The beauty of the rayon has always attracted people of Kazan. The golden sand of the Volga beaches, the sunlight, the magnificent pine trees and gentle river waves... Almost a third of the city residents come to enjoy the nature of Laishevo. The Volga Youth Holiday Camp is located here, 27 km south of Kazan. Up to 4500 people come here annually. Providing the full range of services, the camp operates around the year, so its doors are always opened to old and new guests.
The town of Laishevo has its own children's Art School, with a Russian folk orchestra, violin, piano and accordion band and a choir. The Laishevo Museum features over 9,000 exhibits, mostly donated by the rayon’s residents. Its archaeological collection boasts unique women's jewelry.
One of the oldest settlements in the rayon is the village of Stolbishche, known for its Motherland Club for Sports and Patriotic Education. Members of the club join the "snow descent" groups searching for the unburied remains of World War II soldiers, most often in the infamous Dolina Smerti (Valley of Death) in the Novgorod oblast.
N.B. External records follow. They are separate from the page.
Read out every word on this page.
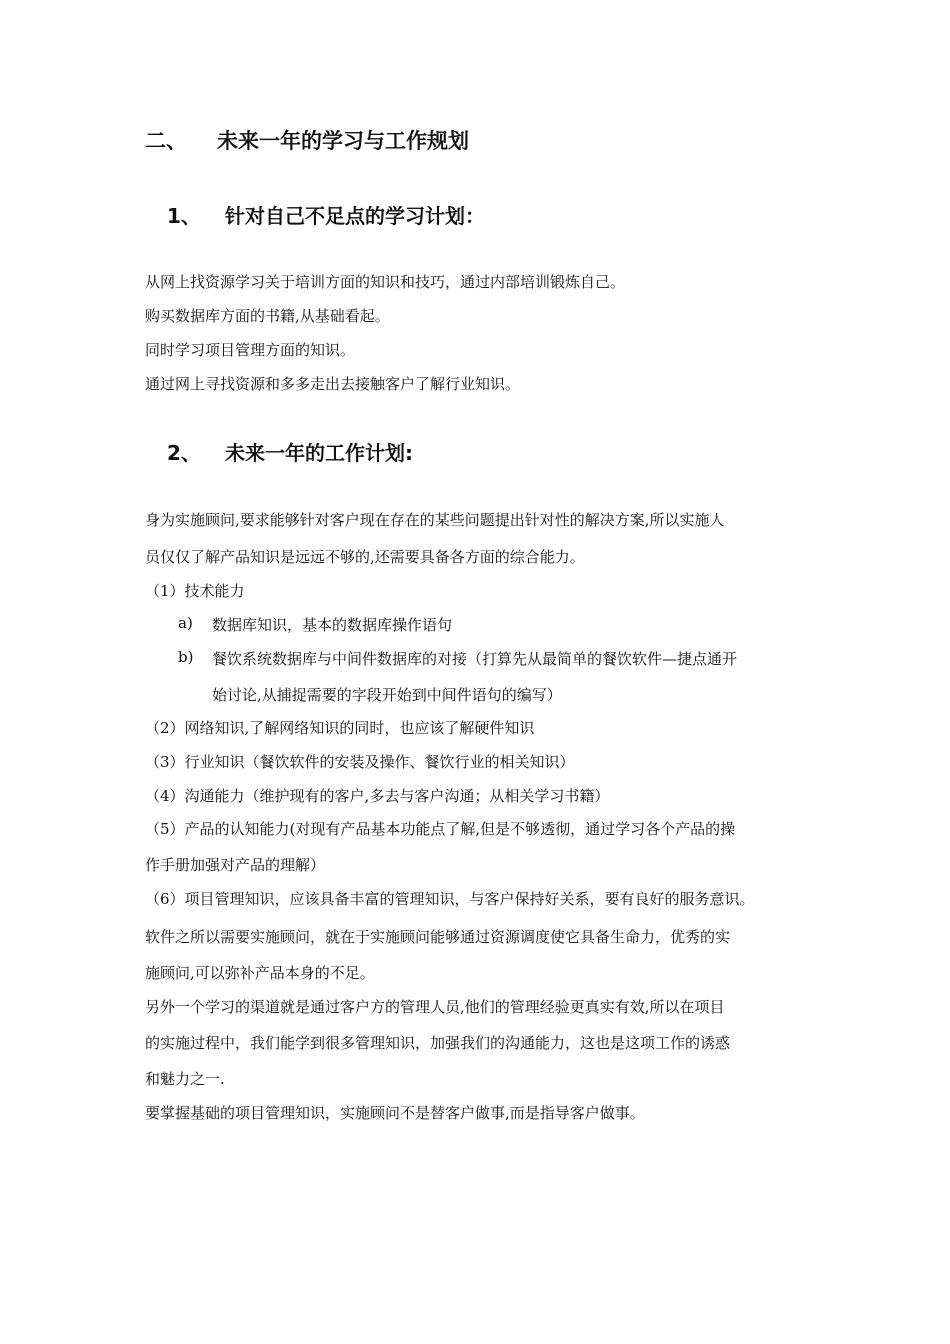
二、 未来一年的学习与工作规划
1、 针对自己不足点的学习计划：
从网上找资源学习关于培训方面的知识和技巧，通过内部培训锻炼自己。
购买数据库方面的书籍,从基础看起。
同时学习项目管理方面的知识。
通过网上寻找资源和多多走出去接触客户了解行业知识。
2、 未来一年的工作计划:
身为实施顾问,要求能够针对客户现在存在的某些问题提出针对性的解决方案,所以实施人
员仅仅了解产品知识是远远不够的,还需要具备各方面的综合能力。
（1）技术能力
a) 数据库知识，基本的数据库操作语句
b) 餐饮系统数据库与中间件数据库的对接（打算先从最简单的餐饮软件—捷点通开
始讨论,从捕捉需要的字段开始到中间件语句的编写）
（2）网络知识,了解网络知识的同时，也应该了解硬件知识
（3）行业知识（餐饮软件的安装及操作、餐饮行业的相关知识）
（4）沟通能力（维护现有的客户,多去与客户沟通；从相关学习书籍）
（5）产品的认知能力(对现有产品基本功能点了解,但是不够透彻，通过学习各个产品的操
作手册加强对产品的理解）
（6）项目管理知识，应该具备丰富的管理知识，与客户保持好关系，要有良好的服务意识。
软件之所以需要实施顾问，就在于实施顾问能够通过资源调度使它具备生命力，优秀的实
施顾问,可以弥补产品本身的不足。
另外一个学习的渠道就是通过客户方的管理人员,他们的管理经验更真实有效,所以在项目
的实施过程中，我们能学到很多管理知识，加强我们的沟通能力，这也是这项工作的诱惑
和魅力之一.
要掌握基础的项目管理知识，实施顾问不是替客户做事,而是指导客户做事。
The local school now bears the name of the local native, Hero of the Soviet Union Alexey Malyshev.
Laishevsky rayon is famous for its spectacular samples of provincial architecture and beautiful nature. 24 churches and cathedrals, as well as 18 mosques are now open in the rayon. 12 springs provide fresh water to its residents. One of them, the Devyataya Pyatnitsa ("Ninth Friday"), located in the village of Bima, is considered holy and medicinal.
The bard of Theos, have you seen
How the Russian girls do the bull dance
In the spring meadows
To the tune of the shepherd’s pipe?
Have you seen them bow their heads,
Clatter their heels in unison,
Quietly move their arms and snap their eyes
And shrug their shoulders?
Thus wrote Gavriil Romanovich Derzhavin, a great Russian poet and statesman, born on July 3, 1743 in the village of Sokury in the Kazan uezd, in his poem “Russkiye devushki” (Russian girls). According to the family legend, the Derzhavins descended from a Tatar Mirza (aristocrat). The poet’s parents, Roman Nikolayevich and Fyokla Andreyevna, were buried by the local church. Every year, poets come to Laishevsky rayon to take part in the famous Derzhavin Readings.
Derzhavin’s homeland breathes creativity and poetry of antiquity. This is probably why this land has preserved the old tradition of folk song festivals.
The village of Nikolskoye has recently revived the tradition of the Karavon folk festival. Its history goes back to mid-16th century, when the village celebrated the day of its patron, St. Nicholas, with a big feast. Villagers gathered to worship the saint, made fun, sang songs, and young bachelors looked for potential brides.
Today the Karavon at Nikolskoye is visited by hundreds of folk bands and thousands of spectators from both Tatarstan and neighboring regions.